Team lead, product manager, and business executive living and working from Tucson, Arizona. See lance.blog for my latest photos and things.
I blog about leadership, WordPress, productivity, mindfulness, web technology, and more at The Sensible Leader, and lead product quality and engagement teams at Automattic. I love WordPress themes, and contributed to Twenty Twelve, Twenty Thirteen, Twenty Fourteen, and Twenty Fifteen in core.
|WordPress Origin Story||
My journey to WordPress started with a personal need and a passion for web standards; I wanted blogging software for my personal site that was easy to install and use — and would produce clean, semantic markup. The other options at the time just didn’t feel right. I don’t remember where I first heard about WordPress, it could have been a mention on Eric Meyer’s site or Zeldman.com.

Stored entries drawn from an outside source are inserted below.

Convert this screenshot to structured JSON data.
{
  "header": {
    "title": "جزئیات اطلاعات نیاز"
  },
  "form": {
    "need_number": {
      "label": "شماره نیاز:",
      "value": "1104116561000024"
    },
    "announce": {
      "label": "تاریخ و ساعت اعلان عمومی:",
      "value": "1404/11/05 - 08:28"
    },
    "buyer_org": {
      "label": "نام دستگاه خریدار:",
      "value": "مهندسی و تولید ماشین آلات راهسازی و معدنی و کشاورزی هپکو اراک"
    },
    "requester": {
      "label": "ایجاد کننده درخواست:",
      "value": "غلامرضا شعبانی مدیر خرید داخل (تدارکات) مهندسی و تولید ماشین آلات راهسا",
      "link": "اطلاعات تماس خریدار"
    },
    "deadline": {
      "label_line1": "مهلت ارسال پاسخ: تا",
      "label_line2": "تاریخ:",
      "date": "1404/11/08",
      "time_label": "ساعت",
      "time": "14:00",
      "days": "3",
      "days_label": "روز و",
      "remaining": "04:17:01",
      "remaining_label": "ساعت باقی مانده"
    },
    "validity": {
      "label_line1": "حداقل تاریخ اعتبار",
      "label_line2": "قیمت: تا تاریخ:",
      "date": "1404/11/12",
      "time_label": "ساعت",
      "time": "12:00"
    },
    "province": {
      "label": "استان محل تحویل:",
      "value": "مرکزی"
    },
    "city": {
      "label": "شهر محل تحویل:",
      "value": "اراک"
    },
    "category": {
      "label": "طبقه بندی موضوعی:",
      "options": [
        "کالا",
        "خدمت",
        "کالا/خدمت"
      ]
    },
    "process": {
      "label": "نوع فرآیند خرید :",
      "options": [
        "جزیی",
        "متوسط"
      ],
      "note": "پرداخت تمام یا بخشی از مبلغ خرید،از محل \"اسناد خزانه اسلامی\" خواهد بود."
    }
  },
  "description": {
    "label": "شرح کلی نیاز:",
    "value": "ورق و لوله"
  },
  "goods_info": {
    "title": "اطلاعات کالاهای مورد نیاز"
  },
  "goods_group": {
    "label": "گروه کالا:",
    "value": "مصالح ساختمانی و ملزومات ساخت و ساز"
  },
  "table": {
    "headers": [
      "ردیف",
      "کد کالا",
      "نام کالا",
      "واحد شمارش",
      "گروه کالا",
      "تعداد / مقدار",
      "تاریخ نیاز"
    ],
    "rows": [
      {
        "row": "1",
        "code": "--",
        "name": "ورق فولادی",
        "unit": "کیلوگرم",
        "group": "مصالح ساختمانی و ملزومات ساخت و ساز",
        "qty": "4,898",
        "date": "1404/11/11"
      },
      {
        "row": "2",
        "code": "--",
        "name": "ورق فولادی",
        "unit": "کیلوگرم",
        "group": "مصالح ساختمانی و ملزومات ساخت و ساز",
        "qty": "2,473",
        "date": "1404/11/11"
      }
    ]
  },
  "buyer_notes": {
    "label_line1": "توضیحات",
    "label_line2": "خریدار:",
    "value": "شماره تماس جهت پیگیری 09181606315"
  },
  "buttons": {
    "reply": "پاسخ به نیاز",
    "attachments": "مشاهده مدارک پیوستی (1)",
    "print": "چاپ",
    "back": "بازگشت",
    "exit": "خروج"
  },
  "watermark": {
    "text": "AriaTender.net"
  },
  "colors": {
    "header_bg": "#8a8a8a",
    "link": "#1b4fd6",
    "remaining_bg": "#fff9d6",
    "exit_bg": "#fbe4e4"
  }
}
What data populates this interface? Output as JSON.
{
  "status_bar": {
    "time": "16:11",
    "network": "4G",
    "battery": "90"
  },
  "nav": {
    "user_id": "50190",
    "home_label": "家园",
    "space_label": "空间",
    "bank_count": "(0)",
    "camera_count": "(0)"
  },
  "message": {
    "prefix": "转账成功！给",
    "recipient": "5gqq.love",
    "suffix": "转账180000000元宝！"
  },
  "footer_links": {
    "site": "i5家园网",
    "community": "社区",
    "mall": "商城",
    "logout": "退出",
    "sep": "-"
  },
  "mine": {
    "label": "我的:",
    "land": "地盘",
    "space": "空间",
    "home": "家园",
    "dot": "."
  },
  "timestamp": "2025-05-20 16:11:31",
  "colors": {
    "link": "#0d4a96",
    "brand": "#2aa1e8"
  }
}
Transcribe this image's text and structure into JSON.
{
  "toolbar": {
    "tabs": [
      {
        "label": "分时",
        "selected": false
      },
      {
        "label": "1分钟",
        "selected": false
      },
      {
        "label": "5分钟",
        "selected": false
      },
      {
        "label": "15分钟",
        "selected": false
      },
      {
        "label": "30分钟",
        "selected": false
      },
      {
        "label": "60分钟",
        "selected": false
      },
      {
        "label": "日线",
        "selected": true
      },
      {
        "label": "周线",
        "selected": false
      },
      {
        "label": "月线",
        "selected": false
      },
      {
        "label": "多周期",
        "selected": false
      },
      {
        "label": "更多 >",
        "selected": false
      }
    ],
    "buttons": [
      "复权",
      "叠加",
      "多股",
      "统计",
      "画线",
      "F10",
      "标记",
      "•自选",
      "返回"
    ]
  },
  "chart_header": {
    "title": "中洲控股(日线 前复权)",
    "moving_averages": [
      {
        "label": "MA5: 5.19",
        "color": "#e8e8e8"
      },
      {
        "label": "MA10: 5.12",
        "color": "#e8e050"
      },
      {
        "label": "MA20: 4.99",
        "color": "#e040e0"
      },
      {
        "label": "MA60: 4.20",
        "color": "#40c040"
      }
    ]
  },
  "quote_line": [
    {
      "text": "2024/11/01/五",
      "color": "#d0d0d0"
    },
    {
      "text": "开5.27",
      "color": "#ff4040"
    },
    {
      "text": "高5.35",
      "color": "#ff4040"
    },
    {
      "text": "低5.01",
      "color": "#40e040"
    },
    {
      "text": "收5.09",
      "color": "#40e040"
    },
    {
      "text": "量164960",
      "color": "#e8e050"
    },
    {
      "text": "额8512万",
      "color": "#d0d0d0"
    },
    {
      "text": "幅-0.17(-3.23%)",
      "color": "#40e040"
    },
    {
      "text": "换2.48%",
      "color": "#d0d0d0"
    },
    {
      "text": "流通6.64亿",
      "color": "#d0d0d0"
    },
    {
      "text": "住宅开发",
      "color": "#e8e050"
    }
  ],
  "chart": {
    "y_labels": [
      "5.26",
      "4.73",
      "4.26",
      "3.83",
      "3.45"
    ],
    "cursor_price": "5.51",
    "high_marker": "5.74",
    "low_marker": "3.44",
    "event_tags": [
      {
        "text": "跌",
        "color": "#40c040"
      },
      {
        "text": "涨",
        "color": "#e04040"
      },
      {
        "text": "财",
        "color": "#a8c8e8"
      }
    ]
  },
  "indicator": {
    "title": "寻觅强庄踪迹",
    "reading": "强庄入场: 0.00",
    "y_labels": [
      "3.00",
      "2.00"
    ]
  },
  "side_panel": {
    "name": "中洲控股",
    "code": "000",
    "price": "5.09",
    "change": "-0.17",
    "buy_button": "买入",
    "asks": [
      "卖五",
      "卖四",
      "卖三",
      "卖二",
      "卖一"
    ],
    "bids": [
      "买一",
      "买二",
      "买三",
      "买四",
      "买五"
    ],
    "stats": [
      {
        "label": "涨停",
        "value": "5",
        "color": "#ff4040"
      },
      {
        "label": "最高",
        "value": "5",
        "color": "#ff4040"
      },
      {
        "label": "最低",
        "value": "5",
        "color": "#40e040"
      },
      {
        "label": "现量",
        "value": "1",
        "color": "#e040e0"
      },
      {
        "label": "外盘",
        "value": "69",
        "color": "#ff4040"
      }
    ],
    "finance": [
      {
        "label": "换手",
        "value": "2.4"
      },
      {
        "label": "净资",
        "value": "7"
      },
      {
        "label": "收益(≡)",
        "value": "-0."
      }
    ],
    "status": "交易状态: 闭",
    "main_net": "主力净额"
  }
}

My first WordPress site — an update to my (previously hard-coded HTML) personal site at fautrever.com — went live in summer of 2004, running on version 1.2. It was amazing to be able to publish quickly and easily and not hand-code each page! Besides ease of use I also loved how it championed using correct typography. Other than a brief flirtation with Textpattern I’ve used WP for my personal sites ever since.
In 2005 I went full-time with my web design/development business and through the years WP was a big part of my work — and part of my fun “hobby” time as well. You could say it’s in my DNA as a web professional.
In projects that weren’t specifically built with WordPress I usually found a way to tie it in somehow. For example, when I was on the engineering team at DigitalFusion we used the P2 theme for an internal team communication tool. In other client projects I’d drop in a WP-powered blog to sites running on other software.
I’d been watching things at Automattic from the outside for several years, attending one WordCamp and following several Automatticians on Twitter. I was really happy with my freelance career, but had always kept a list of 3-4 companies that I’d drop everything to work for.
So I set up a notification on ChangeDetection.com for the Automattic jobs page, which at that time only had a few listings, none of which fit me perfectly. Then in May 2009 I got an email from ChangeDetection showing that the Theme Czar position had been added. I said to myself, “This is it! That’s me!” I immediately sent in my application, and was hired full-time in 2010.